The company plans to use the funding to expand integrations, scale its infrastructure, and drive further innovation across its platform.
Archive Intel has experienced rapid growth, surpassing 220 clients and 2,000 users within just six months of launching in 2024.
Rishi Taparia, co-founder and general partner at Garuda Ventures, said, “Archive Intel’s innovative platform and leadership team are well-positioned to shape the future of communication compliance. We are excited to partner with Archive Intel as they redefine how financial institutions meet regulatory requirements.”

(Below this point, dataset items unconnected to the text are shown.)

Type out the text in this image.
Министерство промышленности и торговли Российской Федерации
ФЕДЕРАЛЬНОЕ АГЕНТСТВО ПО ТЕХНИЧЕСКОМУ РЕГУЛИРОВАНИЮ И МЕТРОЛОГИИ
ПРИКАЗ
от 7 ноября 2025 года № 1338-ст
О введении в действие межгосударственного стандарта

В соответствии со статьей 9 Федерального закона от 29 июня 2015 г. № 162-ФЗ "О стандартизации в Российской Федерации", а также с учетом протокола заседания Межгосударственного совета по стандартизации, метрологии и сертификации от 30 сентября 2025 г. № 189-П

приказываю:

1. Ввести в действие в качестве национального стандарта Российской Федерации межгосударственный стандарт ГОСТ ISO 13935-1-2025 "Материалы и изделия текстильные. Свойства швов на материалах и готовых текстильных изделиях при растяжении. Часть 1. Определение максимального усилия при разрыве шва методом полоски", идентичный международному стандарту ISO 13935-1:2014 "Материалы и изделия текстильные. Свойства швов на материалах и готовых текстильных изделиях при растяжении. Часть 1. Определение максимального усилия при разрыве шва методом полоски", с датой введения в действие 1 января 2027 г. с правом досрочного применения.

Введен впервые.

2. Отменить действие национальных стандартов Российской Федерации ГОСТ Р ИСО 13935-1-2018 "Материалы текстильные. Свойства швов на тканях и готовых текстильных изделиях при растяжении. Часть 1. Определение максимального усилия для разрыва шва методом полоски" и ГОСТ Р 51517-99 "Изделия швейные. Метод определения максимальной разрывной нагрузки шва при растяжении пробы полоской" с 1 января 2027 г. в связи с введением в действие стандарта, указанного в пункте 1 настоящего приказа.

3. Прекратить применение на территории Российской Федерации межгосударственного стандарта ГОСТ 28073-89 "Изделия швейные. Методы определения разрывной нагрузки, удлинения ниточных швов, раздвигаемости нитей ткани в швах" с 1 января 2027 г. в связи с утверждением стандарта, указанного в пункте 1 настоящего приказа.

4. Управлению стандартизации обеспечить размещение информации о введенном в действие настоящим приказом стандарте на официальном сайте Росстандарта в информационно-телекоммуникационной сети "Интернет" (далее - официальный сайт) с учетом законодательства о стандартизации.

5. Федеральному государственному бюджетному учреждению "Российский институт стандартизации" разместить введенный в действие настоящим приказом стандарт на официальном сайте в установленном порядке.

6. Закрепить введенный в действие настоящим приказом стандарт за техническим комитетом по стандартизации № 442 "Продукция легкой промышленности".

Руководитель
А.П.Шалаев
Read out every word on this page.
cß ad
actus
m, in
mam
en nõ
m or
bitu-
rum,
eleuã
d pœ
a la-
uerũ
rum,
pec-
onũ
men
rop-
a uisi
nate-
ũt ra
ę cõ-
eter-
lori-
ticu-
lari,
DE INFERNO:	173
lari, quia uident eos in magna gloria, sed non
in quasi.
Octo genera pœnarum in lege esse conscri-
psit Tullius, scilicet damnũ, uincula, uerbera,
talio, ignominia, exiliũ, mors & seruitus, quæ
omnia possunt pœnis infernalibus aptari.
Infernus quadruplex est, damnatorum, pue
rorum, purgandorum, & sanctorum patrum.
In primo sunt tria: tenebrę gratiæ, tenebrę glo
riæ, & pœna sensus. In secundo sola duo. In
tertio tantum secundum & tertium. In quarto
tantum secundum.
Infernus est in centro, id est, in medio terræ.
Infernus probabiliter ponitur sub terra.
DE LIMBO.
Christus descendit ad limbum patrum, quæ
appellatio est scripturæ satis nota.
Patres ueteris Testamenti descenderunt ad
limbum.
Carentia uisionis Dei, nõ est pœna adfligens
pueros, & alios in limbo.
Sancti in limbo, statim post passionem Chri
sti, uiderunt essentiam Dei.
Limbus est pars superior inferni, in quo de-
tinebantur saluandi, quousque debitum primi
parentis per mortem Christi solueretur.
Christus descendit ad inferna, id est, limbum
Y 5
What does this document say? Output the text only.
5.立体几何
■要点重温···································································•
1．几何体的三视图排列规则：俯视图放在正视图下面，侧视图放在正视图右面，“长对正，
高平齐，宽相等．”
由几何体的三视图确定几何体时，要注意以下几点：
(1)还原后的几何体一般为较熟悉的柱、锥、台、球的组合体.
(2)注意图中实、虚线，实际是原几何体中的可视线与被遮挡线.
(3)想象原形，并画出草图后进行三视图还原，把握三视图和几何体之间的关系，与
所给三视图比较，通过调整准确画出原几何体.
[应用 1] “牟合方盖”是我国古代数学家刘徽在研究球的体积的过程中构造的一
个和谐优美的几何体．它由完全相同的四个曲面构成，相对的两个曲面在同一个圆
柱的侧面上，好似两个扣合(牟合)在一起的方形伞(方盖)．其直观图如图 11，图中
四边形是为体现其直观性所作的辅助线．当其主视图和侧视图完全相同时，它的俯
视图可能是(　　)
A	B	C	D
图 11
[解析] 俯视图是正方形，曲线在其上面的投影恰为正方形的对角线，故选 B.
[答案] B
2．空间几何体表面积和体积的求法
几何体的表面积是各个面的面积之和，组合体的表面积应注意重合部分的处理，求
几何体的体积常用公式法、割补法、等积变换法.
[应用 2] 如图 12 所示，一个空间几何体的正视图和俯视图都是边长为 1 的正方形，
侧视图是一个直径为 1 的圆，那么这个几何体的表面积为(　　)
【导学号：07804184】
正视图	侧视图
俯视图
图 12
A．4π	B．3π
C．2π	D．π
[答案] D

Howard Lindzon, founder and managing partner of Social Leverage, added, “Archive Intel has proven its ability to address critical industry pain points with scalable, cutting-edge solutions. We’re proud to continue supporting their growth.”
Archive Intel CEO Larry Shumbres expressed his enthusiasm for the funding, stating, “Our mission has always been to make compliance seamless, efficient, and future-ready. This additional funding validates our approach and enables us to continue delivering innovative solutions that empower our clients to stay ahead of regulatory challenges.”